Hommage : adieu Malek Chebel

Écrivain et historien, ce spécialiste du monde arabo-musulman s’est éteint le 12 novembre, à Paris, à l’âge de 63 ans.

Malek Chebel. © Vincent Fournier pour J.A.

Malek Chebel. © Vincent Fournier pour J.A.

Fawzia Zouria

Publié le 22 novembre 2016 Lecture : 3 minutes.
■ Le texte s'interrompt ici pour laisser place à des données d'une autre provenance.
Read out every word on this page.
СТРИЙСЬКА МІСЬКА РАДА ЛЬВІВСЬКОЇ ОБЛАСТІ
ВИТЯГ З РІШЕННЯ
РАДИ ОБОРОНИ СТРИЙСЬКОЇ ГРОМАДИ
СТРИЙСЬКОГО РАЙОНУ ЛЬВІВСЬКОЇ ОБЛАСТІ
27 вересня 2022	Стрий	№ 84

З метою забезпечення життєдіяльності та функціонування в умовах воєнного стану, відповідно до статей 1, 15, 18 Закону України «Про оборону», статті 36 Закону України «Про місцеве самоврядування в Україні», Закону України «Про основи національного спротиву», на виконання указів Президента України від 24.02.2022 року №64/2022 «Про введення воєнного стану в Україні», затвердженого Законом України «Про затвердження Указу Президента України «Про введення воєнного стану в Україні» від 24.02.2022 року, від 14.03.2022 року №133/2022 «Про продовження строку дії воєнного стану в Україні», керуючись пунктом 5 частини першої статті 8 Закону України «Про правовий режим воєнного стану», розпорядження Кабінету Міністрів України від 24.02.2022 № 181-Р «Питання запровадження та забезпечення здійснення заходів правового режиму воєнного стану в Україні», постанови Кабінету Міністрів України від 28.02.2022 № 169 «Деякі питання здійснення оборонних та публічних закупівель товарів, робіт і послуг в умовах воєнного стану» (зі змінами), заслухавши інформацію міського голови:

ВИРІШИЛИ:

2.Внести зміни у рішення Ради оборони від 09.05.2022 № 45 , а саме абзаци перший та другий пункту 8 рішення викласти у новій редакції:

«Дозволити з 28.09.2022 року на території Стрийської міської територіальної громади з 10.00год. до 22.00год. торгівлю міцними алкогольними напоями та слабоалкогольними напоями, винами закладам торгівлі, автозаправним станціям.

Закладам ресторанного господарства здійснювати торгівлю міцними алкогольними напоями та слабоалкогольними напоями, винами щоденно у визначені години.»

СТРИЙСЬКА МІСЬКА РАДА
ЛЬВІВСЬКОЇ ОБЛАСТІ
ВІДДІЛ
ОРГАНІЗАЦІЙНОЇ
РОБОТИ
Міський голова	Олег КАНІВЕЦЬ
Originaire de Skikda, en Algérie, Malek Chebel s’installa en France à la fin des années 1970 pour y étudier la psychanalyse, avant d’enseigner dans de nombreuses universités à travers le monde et de publier une quarantaine d’essais consacrés aux textes fondateurs de l’islam et à l’érotisme arabe. Il aura donné à ses deux passions – le Coran et Les Mille et Une Nuits – trente ans de sa vie, muni de son savoir d’anthropologue et de psychanalyste, en digne héritier des udaba, ces grands érudits humanistes de la tradition arabe.

Tel était Malek. Un Arabe au grand cœur. Un musulman des Lumières, pour retenir l’expression qu’il avait lui-même inventée. Et un maître de la langue, ou plutôt de deux langues : l’arabe et le français. Son grand et doux sourire, ses yeux pétillants de malice et sa parole fluide lui rallièrent nombre de fans, en Occident comme dans le monde arabe.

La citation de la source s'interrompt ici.